To become an investment manager, you usually need financial management experience in, for example, accountancy, banking, economics or insurance, and usually a relevant degree. Some degrees include investment and financial analysis. There are also postgraduate courses in investment and in investment analysis. People might start their career as an investment analyst; others might enter as a trainee investment manager, progressing to manager within a few years.

You could also begin a career in this profession by undertaking a level 6 (higher) apprenticeship in the role of financial services professional.

Investment managers can progress by taking responsibility for larger or higher-risk funds. Some might become directors or partners in their organisation.

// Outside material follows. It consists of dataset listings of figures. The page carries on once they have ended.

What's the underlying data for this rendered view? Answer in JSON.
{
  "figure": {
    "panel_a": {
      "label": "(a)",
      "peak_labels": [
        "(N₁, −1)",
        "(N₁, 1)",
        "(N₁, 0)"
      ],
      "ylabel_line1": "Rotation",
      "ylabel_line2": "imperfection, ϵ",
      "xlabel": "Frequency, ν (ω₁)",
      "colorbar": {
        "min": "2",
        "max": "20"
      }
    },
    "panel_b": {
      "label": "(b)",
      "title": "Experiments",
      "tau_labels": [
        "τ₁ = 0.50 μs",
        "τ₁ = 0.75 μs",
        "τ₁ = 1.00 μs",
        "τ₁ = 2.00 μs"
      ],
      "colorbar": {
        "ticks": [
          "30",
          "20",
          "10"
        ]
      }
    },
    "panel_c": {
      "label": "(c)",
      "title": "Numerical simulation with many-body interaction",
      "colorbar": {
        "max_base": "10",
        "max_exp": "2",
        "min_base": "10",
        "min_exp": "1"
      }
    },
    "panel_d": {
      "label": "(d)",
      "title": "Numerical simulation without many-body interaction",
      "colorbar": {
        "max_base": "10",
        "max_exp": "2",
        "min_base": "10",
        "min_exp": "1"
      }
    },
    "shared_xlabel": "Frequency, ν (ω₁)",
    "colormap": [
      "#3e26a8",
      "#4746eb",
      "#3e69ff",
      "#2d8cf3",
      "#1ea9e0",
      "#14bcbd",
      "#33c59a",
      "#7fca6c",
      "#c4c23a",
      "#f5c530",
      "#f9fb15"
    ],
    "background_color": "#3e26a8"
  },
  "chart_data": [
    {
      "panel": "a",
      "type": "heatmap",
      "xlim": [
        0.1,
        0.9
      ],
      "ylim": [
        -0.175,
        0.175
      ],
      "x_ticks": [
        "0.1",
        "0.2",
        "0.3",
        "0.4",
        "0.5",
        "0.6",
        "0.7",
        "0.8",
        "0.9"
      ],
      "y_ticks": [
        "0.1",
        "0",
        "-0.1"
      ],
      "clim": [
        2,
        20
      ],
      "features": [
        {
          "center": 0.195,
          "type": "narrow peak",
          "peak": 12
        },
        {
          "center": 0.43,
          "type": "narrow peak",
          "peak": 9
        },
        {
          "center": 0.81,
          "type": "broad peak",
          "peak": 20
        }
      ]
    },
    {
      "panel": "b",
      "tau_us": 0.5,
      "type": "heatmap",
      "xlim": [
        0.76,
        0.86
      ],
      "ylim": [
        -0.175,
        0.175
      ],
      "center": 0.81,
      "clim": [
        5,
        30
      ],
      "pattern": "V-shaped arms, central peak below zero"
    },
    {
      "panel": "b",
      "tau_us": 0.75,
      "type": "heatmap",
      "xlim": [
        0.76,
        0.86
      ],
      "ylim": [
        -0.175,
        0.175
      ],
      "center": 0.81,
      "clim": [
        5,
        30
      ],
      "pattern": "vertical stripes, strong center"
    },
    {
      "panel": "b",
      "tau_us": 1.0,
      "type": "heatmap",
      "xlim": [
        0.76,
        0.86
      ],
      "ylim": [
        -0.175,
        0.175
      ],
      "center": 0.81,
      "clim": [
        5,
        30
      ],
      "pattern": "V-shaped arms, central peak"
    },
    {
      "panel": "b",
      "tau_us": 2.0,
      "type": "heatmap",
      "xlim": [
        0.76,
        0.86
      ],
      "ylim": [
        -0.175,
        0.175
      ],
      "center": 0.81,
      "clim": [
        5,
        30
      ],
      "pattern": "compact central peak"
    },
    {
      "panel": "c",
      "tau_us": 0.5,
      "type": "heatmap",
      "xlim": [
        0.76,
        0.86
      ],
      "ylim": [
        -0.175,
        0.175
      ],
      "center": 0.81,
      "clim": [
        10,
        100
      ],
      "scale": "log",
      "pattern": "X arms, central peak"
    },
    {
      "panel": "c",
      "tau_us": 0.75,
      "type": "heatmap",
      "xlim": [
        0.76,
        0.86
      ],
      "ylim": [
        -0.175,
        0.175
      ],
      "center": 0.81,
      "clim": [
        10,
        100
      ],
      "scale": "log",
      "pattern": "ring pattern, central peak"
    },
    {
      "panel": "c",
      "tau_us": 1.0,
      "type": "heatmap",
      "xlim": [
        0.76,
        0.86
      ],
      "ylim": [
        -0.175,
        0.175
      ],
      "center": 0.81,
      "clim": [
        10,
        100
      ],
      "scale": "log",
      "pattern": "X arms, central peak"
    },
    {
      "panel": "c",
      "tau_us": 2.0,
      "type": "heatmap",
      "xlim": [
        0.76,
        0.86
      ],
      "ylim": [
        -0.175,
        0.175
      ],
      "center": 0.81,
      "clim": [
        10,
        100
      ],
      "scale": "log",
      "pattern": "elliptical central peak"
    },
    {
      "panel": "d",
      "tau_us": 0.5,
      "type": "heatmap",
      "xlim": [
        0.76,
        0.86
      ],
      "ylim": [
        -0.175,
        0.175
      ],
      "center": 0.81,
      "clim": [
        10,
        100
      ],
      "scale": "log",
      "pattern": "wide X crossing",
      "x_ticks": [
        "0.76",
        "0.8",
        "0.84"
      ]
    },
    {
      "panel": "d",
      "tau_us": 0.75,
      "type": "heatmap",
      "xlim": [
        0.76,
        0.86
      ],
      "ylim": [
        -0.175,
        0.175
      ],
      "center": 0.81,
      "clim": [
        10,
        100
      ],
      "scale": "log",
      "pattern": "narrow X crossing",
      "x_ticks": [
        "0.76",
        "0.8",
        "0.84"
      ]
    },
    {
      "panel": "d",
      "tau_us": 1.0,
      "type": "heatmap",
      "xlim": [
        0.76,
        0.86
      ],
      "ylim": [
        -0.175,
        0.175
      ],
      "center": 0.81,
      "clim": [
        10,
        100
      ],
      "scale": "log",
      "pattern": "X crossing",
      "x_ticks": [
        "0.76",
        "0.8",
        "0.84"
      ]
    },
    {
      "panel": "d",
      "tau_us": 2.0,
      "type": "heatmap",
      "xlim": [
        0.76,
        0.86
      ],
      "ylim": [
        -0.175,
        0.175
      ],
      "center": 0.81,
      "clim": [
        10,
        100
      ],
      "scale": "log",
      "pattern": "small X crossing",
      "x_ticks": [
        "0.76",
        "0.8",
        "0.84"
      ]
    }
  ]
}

Rehabilitation of Offenders Act: working as an investment manager is an exception to the Rehabilitation of Offenders Act 1974. This means that you must supply information to an employer about any spent or unspent convictions, cautions, reprimands or warnings, if they ask you to. This is different from other careers, where you only have to reveal information on unspent convictions if you are asked to.

Qualifications

For entry to a relevant degree course such as economics, statistics, maths, finance or accountancy, the usual minimum requirement is:

  • Two to three A levels.
  • GCSEs at grades 9-4 in two to three other subjects.
  • English at either level.
  • Maths at A-level for degrees in maths or statistics.
  • Maths at GCSE grade 6 or above if not taken at A-level, for degrees in economics. Some universities require/prefer A-level maths.

Alternatives to A-levels include:

  • Edexcel (BTEC) level 3 National qualifications.
  • International Baccalaureate (IB) diploma.

Adult opportunities

Age limits; it is illegal for any organisation to set age limits for entry to employment, education or training, unless they can show there is a real need to have these limits.

Adult applicants usually need a relevant degree and professional experience in accountancy, economics, banking, broking or insurance. Some entrants have a background working in investment as, for example, a researcher or analyst, or have other financial management experience. Experience or knowledge of particular industrial and business sectors is an advantage.

If you don’t have the qualifications needed to enter your chosen degree course, a college or university Access course (for example, Access to economics, statistics or accounting) could be the way in. These courses are designed for people who have not followed the usual routes into higher education. No qualifications are usually needed, but you should check this with individual colleges. Postgraduate courses in investment can be taken, usually following a numerate or other business-related degree.